Michael Wacha is an interesting case for a 2021 contract. His 2020 campaign wasn’t great, but there are few interesting underlying numbers. Bad luck and the unusual season suppressed what might have been a solid season with the New York Mets.
The former first-round selection from 2011 has very average career numbers. Wacha has one All-Star appearance in 2015, but otherwise has a 4.01 ERA and 796 strikeouts in 901 2/3 innings. He has the profile of a solid innings-eater thrower with only one season with more than 180 innings, but four over 100 innings. Wacha has started 158 games out of 173 appearances.
A team knows what they are getting; a 4.01 FIP doesn’t point to massive good luck or bad luck over that many innings, but 2020 showed some interesting things. His strikeout rate improved and the walks fell into the top seven percent of the league, per statcast. An adjustment to throw far more cutters and eliminate the curveball from his repertoire were huge contributing factors. That is the sort of mid-career strategy change that should interest the right team.
Chicago Cubs
The Chicago Cubs are in cost-cutting mode, having declined Jon Lester‘s club option and non-tendering several players. However, giving Michael Wacha a contract can be a low-cost option to provide solid innings for an unproven back half of the rotation. Chicago has Yu Darvish and Kyle Hendricks as anchors, but the rest of their projected rotation has just over 300 combined innings in MLB. That is a lot of uncertainty for a team that still has a competitive core in the NL Central.

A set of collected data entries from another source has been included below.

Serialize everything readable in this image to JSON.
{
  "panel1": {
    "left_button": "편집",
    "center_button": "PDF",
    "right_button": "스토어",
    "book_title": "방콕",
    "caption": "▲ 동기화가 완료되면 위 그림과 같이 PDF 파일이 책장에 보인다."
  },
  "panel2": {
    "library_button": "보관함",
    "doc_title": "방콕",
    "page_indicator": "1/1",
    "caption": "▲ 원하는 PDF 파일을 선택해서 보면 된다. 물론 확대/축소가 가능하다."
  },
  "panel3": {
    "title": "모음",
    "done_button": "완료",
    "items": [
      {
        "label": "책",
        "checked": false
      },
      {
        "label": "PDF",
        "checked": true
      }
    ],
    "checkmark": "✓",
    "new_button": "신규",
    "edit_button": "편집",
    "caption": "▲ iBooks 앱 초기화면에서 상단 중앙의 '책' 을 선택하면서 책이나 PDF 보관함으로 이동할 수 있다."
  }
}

It doesn’t hurt that Wacha has years of experience throwing in the NL Central. Some of the rosters have changed since he left the St. Louis Cardinals after 2019, but he knows how pitches behave in those ballparks. That could be the sort of non-quantifiable edge that gives Chicago one more year of competitiveness while they figure out how to approach finances and roster construction.
Colorado Rockies
This signing would depend heavily on a possible Jon Gray trade. The two aren’t exact mirrors of each other, but they might trade Gray to save money. That would create an opening for Wacha’s cutter, which is something no Colorado Rockies starter threw in 2020. A greater mixture of starter offerings is one strategy Colorado can employ to keep lineups guessing while they work on improving other aspects of their team. Wacha only cost the Mets $3 million last year. A contract with similar value could be ideal if the Rockies want to shake up the rotation without sacrificing too much in terms of experience and production.
Los Angeles Angels
The Los Angeles Angels need to chase every marginal upgrade to starting pitching they can. Six pitchers started at least five games for LA in 2020, but they combined for just 3.5 WAR per FanGraphs. Wacha would have outperformed two of those six with more innings on the mound. The Angels have no clear direction with a new general manager, so it’s anyone’s guess how he and ownership will try and improve the team to the point that Mike Trout finally gets back to the postseason. Few teams need starting pitching as bad as this one, so the marriage is obvious if they want to spend a small amount of money for an experienced one.